Nexus'un çekirdeği, karanlık bir güneş gibi patladı. Neon City'nin gökyüzü, birbirine karışan iki boyutun yarı saydam görüntüleriyle doldu; bir anda şehrin kuleleri hem vardı hem yoktu.

Optimus, sol omzundan aldığı darbenin acısını bastırarak ayağa kalktı. Önünde, yıkılmış bir köprünün ucunda Megatron duruyordu. İkisi de aynı hedefe bakıyordu: boyut çatlağından dışarı uzanan, sayısız kırmızı zincir.

> Nexus'un sesi (zihinlerinde, fısıltı gibi): "Sizler benim parçalarımsınız.

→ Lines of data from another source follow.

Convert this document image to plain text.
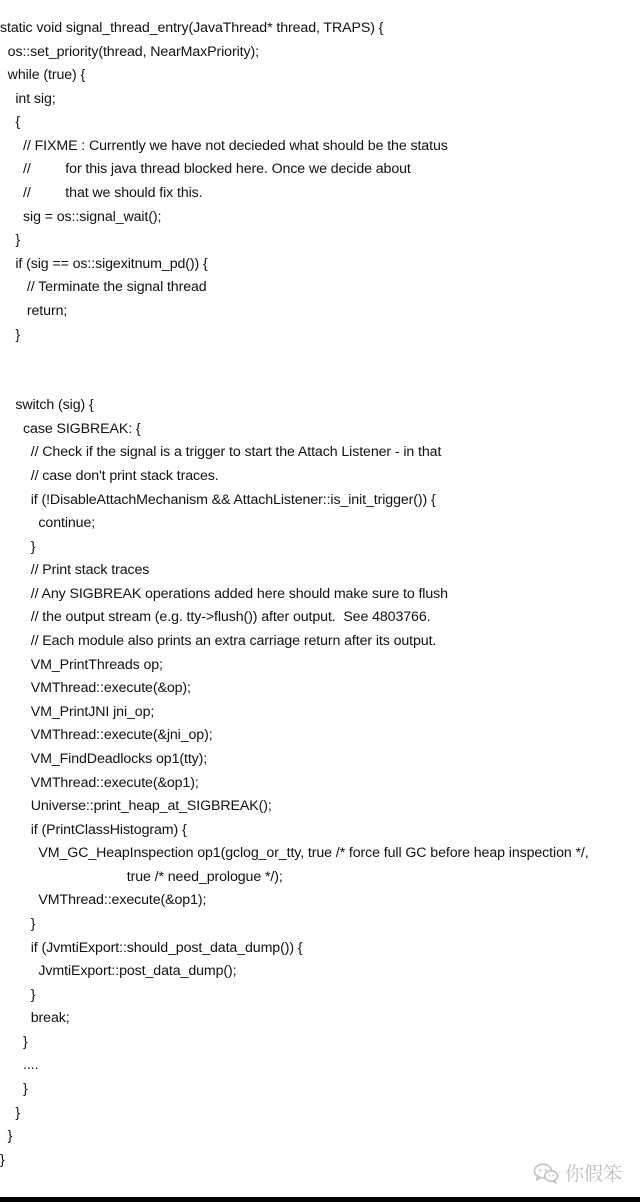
static void signal_thread_entry(JavaThread* thread, TRAPS) {
os::set_priority(thread, NearMaxPriority);
while (true) {
int sig;
{
// FIXME : Currently we have not decieded what should be the status
//         for this java thread blocked here. Once we decide about
//         that we should fix this.
sig = os::signal_wait();
}
if (sig == os::sigexitnum_pd()) {
// Terminate the signal thread
return;
}
switch (sig) {
case SIGBREAK: {
// Check if the signal is a trigger to start the Attach Listener - in that
// case don't print stack traces.
if (!DisableAttachMechanism && AttachListener::is_init_trigger()) {
continue;
}
// Print stack traces
// Any SIGBREAK operations added here should make sure to flush
// the output stream (e.g. tty->flush()) after output.  See 4803766.
// Each module also prints an extra carriage return after its output.
VM_PrintThreads op;
VMThread::execute(&op);
VM_PrintJNI jni_op;
VMThread::execute(&jni_op);
VM_FindDeadlocks op1(tty);
VMThread::execute(&op1);
Universe::print_heap_at_SIGBREAK();
if (PrintClassHistogram) {
VM_GC_HeapInspection op1(gclog_or_tty, true /* force full GC before heap inspection */,
true /* need_prologue */);
VMThread::execute(&op1);
}
if (JvmtiExport::should_post_data_dump()) {
JvmtiExport::post_data_dump();
}
break;
}
....
}
}
}
}
你假笨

Bana dönün…"

Bir anlığına Megatron'un bakışları bulanıklaştı. Sanki zihninde, geçmişin kanlı savaş sahneleri yeniden yaşanıyordu. Optimus da farklı değildi; o, Cybertron'un ilk düşüşünü yeniden gördü.

Çatlak daha da genişledi. Zincirlerin ucunda, tamamen bilinmeyen bir yaratığın silueti belirdi.

Ve o anda, gökyüzü silah sesleriyle doldu. Autobot ve Decepticon birlikleri, düşen gölgeye ateş açtı—ama mermiler boşlukta eriyip yok oluyordu.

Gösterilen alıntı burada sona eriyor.